Dem ist nichts hinzuzufügen. Hoppe, egal, wo sie war und zu wem und worüber auch immer sie sprach, wählte ihr Personal ausschließlich nach der Dringlichkeit ihrer persönlichen Anliegen und verfuhr dabei folgerichtig mit den Jahrhunderten nicht weniger fahrlässig als mit den Weltmeeren und Kontinenten. So wie sie sich einen eigenen Kosmos schuf, schuf sie sich auch ihren eigenen historischen Kanon von Nothelfern und Stellvertretern, um nicht nur auf See, sondern auch in ihren literarischen Abenteuern und nicht zuletzt im wirklichen Leben mit sich und ihren Angelegenheiten ins Reine zu kommen.

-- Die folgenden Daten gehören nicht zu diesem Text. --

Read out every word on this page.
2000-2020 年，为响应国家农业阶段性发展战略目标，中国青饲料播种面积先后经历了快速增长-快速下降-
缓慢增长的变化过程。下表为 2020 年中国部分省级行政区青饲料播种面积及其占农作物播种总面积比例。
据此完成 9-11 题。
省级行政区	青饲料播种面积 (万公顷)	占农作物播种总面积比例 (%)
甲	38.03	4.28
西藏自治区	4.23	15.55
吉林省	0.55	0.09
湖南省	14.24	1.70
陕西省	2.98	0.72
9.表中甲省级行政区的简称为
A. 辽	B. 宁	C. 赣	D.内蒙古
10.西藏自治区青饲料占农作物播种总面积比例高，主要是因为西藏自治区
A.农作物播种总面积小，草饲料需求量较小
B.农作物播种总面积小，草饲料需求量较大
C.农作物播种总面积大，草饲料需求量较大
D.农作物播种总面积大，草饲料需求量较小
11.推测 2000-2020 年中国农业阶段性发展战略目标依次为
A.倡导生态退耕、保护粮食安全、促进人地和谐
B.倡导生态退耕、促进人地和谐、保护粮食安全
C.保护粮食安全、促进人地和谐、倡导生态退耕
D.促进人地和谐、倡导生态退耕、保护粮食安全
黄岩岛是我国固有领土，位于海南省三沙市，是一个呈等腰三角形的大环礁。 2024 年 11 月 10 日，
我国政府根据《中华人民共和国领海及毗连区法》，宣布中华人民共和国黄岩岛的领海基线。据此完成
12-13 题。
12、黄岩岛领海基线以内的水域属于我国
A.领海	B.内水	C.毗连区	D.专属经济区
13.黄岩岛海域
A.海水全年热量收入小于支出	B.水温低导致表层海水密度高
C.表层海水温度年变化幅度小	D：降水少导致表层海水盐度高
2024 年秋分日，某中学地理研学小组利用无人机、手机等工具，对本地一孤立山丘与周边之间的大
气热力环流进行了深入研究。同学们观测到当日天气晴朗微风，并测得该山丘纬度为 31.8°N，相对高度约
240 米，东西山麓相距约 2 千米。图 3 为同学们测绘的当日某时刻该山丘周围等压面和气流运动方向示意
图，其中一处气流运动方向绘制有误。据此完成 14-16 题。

Dabei ist sie, wir haben es oben gezeigt, auf Partnerschaft angewiesen und zieht es vor, Allianzen zu schmieden, anstatt sich von ihren Figuren zu distanzieren und sie aus der Distanz heraus für ihr Publikum aufzubereiten. So auch in
Johanna
, wo die Autorin ihre Protagonisten in ein so angestrengtes wie anstrengendes Dauergespräch treten lässt und sich über weit mehr als zweihundert Seiten nicht im Geringsten dafür interessiert, ob ihre Leser dabei auf der Strecke bleiben, wenn es neben Fragen des Fluchens und Kämpfens unter anderem um typisch Hoppe’sche Spezialfragen geht, wie die nach »zeitgenössischer Jungfräulichkeit« oder um persönliche Zentralfragen wie zum Beispiel diese: »Wie krönt man richtig?«
Die Krönungsfrage hat Felicitas offensichtlich bereits auf der
Queen Adelheid
intensiv beschäftigt. Nicht nur, »weil mein Entführervater und ich«, wie Felicitas immer wieder behauptete, »zwischen Kanada und Australien ausschließlich und ausdrücklich im Dienst der englischen Königin reisen«, sondern weil während einer gemeinsamen Lesestunde in Kapitän Smalls Kajüte plötzlich die Frage aufgekommen war, was es eigentlich mit jener Adelheid, der Namensgeberin des Schiffes, auf sich habe. »Die Frage brachte mich in eine gewisse Verlegenheit«, erzählt Small später, »denn natürlich hatte ich keine Ahnung. Meine Güte, auf wie vielen Schiffen bin ich gefahren! So viele Schiffe und so viele Namen, wer soll sich das merken. Und wer will sich all die Geschichten merken, die hinter diesen Namen stecken.«
Also wendet sich Hoppe an Offizier Kramer, der wenig mehr weiß: »Alles, was ich von Kramer erfahren konnte«, schreibt Felicitas an ihre Geschwister, »ist, dass sie eine deutsche Prinzessin war, die irgendwo bei Euch um die Ecke wohnte und später Königin von England wurde.« Sie schließt ihren Brief mit der dringenden Bitte, in Hameln die Stadtbücherei aufzusuchen, um dort mehr über jene deutsch-englische Adelheid zu erfahren.